St. Luke’s ‘cautiously optimistic’ as COVID-19 surge abates, crisis standards near end

With COVID-19 cases on the decline, Idaho’s largest health care system is seeing promising signs of improvement after eight weeks under crisis standards of care.

St. Luke’s, the first local hospital system to request the crisis standards activation from the state in September, has seen marked signs of improvement in the past week, administrators said. As the number of new patients declines, the system has been able to close down overflow units and restart some of the thousands of nonemergency surgeries and procedures that hospitals had to put on hold.

The health system admitted 295 new COVID-19 patients on Sept. 23, according to the hospital dashboard. On Nov. 11, that number was just 66.

After needing to open more than a dozen overflow units to house patients in nontraditional settings, the hospital is now down to only two overflow units at its four main hospitals, according to Sandee Gehrke, senior vice president and chief operating officer of the health system. Staff are being assigned back to areas of hospitals where they normally work, and patients are not having to be cared for in irregular areas.

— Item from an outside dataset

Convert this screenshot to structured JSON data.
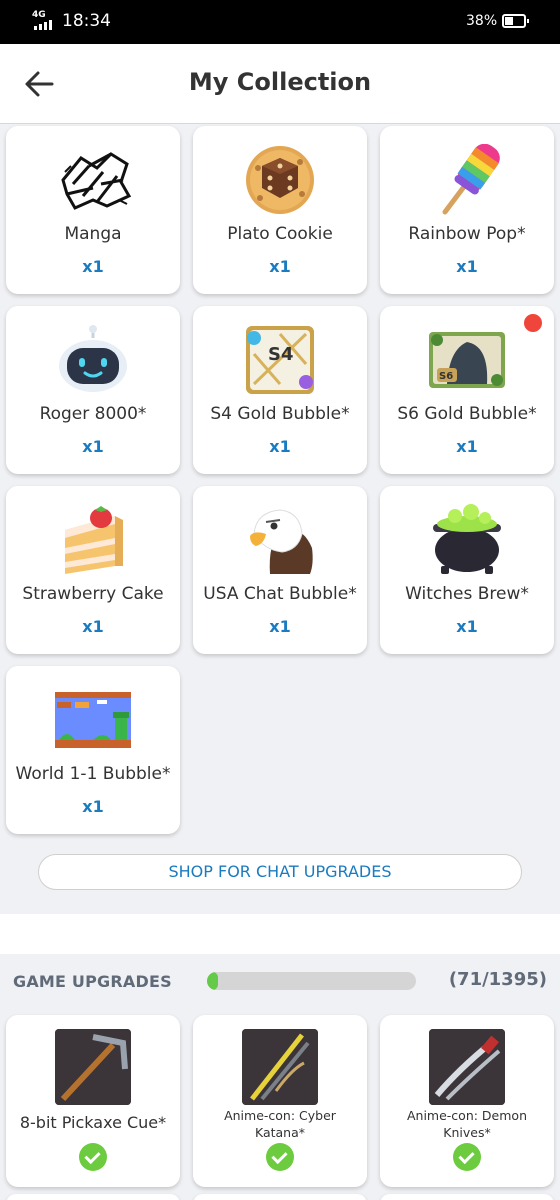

“We’ve backed off on almost all of that,” Gehrke said of the reassignments, which saw more than 300 staff members moved to nontraditional areas. That number is down to 36, she said, and nurse-to-patient ratios have mostly returned to normal.

“We are closer and closer to contingency care as it relates to where we’re providing care for our patients,” Gehrke said.

Crisis standards of care are activated when hospitals are overwhelmed with patients to the point that they are unable to provide the usual levels of care, and might have to ration care. Contingency care is one level below that.

St. Luke’s also is catching up on an estimated 5,000 medically necessary procedures and surgeries that had to be put on hold during the crisis standards. Hospitals have continued doing emergency surgeries, a category filled with more severe cases.

Dr. Frank Johnson, chief medical officer for the health system’s hospitals in Boise, Elmore and McCall, said it could take up to six months for the hospital system to catch up in the “medically necessary” category, which includes orthopedic surgeries, some abdominal surgeries and pediatric operations.

Employee vaccination requirements

On Thursday, Gehrke also announced that 99% of the hospital’s employees are in compliance with the system’s COVID-19 vaccination requirements.

The health system first announced a vaccine requirement in July, but enforcement of that was paused in September when the latest surge became a crisis, with St. Luke’s needing all hands on deck.

For employees who do not want to get vaccinated, St. Luke’s and Saint Alphonsus both offer religious or medical exemptions, which are reviewed by each hospital on an individual basis. St. Luke’s did not say how many of its employees have received an exemption.

For the roughly 100 employees who remain noncompliant, out of about 17,000, Gehrke said they will need to be fully vaccinated or have received an exemption by Jan. 4, as is required by the federal government.

The Biden administration has mandated vaccines for health care workers at facilities that receive Medicare or Medicaid funding. On Wednesday, 10 states sued over that requirement.

Though Idaho was not one of those 10, Gov. Brad Little has joined other states in suing the federal government over vaccine mandates for employees of large companies and for federal contractors.

Will there be another surge?

Though some hospital and state prediction models had expected infections to surge through November, cases and hospitalizations have been declining in Idaho. Johnson said the quicker-than-expected drop in Idaho’s fourth COVID-19 surge might be attributable to increased masking in some parts of the state, a vaccination rate that continues to inch up and overall immunity in the population.

He said he doesn’t know whether another surge can be expected this winter.

“I don’t want to suggest that the mission is accomplished,” he said. “Be thoughtful over how we are interacting with groups and how we’re working to protect our neighbors through the next couple of months.”

Johnson also said that even though the virus still will be present in Idaho’s communities, he’s “cautiously optimistic” that “we won’t see this dramatic surge again like what we saw this time.”